In an interview with USA TODAY, Whitaker said, "Honestly we feel terrible (about the violence), but I don't think anybody could have anticipated what all this would lead to. Numerous other news organizations have printed allegations of prisoner abuse. For some reason, those did not get picked up by activists and insurgents and radical in the region trying to stir up trouble. Ours did."
Neither can anyone explain why those six words about disrespectful treatment of the Koran should have ignited so much more controversy than the equally revolting abuses detailed in the rest of the Newsweek piece, as Whitaker told PBS (quoted on CNN.com):

In an interview on the PBS "Newshour" Monday night, Whitaker said the problem stemmed from "one detail."

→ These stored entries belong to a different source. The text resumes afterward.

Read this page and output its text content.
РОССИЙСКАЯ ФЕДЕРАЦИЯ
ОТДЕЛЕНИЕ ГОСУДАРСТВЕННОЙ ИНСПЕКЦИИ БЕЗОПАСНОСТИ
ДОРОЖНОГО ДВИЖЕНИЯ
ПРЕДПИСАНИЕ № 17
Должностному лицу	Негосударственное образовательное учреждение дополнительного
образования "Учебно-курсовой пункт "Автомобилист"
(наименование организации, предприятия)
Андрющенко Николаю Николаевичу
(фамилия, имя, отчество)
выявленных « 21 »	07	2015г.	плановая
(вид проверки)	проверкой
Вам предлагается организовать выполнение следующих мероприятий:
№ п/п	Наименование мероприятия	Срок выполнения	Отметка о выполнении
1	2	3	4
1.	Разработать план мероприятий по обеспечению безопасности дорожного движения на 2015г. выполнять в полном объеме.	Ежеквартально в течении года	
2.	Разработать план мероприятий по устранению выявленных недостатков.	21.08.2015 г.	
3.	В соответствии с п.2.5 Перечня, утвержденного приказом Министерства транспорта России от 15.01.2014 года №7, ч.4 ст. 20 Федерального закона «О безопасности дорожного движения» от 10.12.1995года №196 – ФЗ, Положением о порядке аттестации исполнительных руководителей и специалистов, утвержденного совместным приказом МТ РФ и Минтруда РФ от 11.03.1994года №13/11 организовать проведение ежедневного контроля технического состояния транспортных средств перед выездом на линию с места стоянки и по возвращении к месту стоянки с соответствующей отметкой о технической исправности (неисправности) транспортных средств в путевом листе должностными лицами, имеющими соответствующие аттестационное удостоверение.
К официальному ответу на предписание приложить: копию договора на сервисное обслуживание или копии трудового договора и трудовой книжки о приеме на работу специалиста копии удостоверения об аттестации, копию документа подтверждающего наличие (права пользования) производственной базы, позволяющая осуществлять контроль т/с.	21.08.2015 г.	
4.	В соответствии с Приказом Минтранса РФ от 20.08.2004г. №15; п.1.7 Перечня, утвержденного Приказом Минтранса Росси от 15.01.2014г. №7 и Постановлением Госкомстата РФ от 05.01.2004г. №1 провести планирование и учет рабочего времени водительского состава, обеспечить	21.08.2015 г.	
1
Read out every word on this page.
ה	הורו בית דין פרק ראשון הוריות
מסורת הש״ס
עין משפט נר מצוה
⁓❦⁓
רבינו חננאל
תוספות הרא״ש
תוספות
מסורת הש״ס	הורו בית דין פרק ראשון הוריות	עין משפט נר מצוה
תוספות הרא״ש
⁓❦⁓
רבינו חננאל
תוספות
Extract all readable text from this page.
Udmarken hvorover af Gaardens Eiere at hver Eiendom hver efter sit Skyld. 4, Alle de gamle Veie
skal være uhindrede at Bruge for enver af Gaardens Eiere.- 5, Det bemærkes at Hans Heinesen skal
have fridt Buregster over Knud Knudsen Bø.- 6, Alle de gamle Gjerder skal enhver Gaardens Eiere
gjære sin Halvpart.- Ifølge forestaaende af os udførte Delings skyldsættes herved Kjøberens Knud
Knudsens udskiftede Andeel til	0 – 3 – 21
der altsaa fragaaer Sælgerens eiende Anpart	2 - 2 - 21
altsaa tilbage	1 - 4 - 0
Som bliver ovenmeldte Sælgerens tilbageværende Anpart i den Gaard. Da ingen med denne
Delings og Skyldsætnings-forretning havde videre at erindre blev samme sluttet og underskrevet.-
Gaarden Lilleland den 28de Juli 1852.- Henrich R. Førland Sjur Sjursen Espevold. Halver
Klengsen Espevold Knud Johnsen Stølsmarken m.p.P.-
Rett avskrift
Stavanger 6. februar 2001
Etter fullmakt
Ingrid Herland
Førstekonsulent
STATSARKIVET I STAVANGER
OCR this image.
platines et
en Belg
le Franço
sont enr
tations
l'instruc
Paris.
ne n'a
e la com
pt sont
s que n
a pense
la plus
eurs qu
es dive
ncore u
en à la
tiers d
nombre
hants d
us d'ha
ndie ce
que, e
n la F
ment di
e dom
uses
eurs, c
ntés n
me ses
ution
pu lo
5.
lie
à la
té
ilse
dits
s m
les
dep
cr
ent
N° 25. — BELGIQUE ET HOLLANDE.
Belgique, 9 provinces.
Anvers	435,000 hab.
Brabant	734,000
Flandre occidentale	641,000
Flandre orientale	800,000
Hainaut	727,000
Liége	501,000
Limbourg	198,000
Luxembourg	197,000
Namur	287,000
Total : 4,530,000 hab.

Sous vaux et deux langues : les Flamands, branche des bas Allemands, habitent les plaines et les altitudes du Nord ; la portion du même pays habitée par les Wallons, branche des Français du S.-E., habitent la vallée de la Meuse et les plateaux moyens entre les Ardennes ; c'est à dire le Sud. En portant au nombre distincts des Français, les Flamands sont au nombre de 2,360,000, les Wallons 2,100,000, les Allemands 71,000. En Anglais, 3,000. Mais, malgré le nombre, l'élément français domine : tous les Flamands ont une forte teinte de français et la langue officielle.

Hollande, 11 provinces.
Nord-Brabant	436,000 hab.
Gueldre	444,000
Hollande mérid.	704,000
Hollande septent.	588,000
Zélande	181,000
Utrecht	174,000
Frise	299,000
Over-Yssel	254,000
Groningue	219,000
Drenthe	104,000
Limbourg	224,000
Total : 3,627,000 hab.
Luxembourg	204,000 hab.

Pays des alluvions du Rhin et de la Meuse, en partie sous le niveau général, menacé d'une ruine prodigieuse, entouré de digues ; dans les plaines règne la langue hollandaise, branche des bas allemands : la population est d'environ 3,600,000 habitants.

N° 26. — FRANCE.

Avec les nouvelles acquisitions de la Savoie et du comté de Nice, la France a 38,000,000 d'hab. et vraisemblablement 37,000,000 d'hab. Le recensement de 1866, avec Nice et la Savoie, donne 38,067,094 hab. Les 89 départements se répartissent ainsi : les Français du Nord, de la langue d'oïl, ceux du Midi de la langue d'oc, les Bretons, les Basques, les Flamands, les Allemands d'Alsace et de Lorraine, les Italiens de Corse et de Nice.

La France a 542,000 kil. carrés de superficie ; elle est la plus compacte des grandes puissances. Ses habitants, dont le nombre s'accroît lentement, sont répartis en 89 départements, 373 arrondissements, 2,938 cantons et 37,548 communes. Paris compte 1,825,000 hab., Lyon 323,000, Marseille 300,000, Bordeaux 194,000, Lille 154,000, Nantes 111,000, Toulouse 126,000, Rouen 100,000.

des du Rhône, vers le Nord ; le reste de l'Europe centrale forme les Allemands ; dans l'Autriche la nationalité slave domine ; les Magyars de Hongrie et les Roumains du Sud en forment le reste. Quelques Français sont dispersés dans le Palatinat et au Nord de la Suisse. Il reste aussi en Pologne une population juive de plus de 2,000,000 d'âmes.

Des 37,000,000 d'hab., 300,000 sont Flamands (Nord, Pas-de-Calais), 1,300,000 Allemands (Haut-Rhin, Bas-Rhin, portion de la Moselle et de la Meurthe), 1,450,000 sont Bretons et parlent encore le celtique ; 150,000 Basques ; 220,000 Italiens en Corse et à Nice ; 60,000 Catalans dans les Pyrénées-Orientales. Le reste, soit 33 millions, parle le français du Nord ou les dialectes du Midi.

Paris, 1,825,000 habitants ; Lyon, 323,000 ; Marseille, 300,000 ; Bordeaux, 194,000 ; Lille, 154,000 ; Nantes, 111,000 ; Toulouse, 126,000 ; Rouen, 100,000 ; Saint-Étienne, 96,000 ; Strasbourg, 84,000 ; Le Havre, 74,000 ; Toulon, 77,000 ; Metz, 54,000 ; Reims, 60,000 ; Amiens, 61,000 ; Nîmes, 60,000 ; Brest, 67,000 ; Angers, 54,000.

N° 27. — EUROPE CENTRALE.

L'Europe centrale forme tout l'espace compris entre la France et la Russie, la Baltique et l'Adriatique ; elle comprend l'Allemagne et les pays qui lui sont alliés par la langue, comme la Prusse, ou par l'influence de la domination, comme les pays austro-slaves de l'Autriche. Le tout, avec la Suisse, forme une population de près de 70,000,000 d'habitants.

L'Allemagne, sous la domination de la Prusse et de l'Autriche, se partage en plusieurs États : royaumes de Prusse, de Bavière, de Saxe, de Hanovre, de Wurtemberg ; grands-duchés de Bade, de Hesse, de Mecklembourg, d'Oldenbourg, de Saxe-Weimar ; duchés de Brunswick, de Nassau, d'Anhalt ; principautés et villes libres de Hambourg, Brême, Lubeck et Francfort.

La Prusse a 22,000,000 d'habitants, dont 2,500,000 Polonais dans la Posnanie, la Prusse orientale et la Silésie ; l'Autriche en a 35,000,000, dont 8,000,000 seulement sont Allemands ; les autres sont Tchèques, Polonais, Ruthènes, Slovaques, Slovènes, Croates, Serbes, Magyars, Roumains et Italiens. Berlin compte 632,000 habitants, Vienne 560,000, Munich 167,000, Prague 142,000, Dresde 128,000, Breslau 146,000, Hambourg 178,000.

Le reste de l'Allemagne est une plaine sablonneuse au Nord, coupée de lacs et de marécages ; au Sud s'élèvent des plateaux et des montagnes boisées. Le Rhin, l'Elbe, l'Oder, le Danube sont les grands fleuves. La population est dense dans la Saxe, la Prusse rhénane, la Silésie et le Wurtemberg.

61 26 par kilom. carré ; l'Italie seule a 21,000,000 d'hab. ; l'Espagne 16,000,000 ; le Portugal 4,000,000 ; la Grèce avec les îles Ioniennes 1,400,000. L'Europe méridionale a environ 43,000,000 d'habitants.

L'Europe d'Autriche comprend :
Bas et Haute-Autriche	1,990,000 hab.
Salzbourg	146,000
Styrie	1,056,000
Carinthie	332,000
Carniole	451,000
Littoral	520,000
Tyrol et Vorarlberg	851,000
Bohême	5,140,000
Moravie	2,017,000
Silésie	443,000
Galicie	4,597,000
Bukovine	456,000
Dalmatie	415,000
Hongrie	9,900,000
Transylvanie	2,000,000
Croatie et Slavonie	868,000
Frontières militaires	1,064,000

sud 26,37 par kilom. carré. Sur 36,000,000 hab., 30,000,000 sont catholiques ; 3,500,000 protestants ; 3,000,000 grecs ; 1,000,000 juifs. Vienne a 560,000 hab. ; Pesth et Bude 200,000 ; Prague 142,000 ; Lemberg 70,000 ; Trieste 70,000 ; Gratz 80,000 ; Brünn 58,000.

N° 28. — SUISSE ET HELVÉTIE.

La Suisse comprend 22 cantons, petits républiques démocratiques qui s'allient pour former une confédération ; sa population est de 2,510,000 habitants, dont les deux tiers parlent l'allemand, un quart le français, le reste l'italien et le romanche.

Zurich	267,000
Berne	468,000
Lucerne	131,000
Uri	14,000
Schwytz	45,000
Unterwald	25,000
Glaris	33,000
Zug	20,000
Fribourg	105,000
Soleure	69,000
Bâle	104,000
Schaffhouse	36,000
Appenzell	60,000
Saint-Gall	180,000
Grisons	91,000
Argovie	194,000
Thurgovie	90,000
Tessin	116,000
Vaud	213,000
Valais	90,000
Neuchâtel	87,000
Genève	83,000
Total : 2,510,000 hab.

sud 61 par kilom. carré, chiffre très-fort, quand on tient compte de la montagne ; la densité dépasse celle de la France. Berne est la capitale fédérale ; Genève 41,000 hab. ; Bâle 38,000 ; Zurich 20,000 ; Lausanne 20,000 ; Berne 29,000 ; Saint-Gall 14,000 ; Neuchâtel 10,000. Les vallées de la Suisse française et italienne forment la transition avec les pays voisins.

"There were other elements in this story that people are not concerned about," he told PBS. "This is the one detail everyone is concerned about, and we are prepared to retract that."

But all these facts don't add up to the slightest inconvenience for the Bush administration's plans. In a country with a strong, free, independent press and a skeptical, questioning public willing to challenge government leaders, all of this stuff would discredit the White House so thoroughly that Scott McClellan wouldn't be able to show his face at a press conference again. But we don't live in that mythical America. We live in an America where government manufactures truth to fit its own agenda, and very few journalists seriously question it.

And it's not over yet. The Bush administration is out for blood. When Newsweek backed off its original article in response to White House pressure, Scott McClellan pushed for a full retraction. Now that Newsweek has given in on that point too and issued the retraction, it's still not enough.

Senior White House officials applauded Newsweek's decision to retract the story but said the magazine will have to do more to repair the damage done.

"It's a good first step," said White House press secretary Scott McClellan.

McClellan said the magazine now has a responsibility to spread the word to the Muslim world that U.S. interrogators "treat the Quran with great care and respect."

Another official said it will take a sustained effort by Newsweek to "mitigate the fallout," also calling on the magazine to take steps to spread the word about its retraction to Muslims worldwide.

In other words, Bush wants Newsweek to become its disinformation slave, propagandizing for the White House to atone for its sins.

Will Newsweek cave on this as it has on everything else and actually publish glowing stories about the U.S. military's complete respect for and kid-glove treatment of the Koran?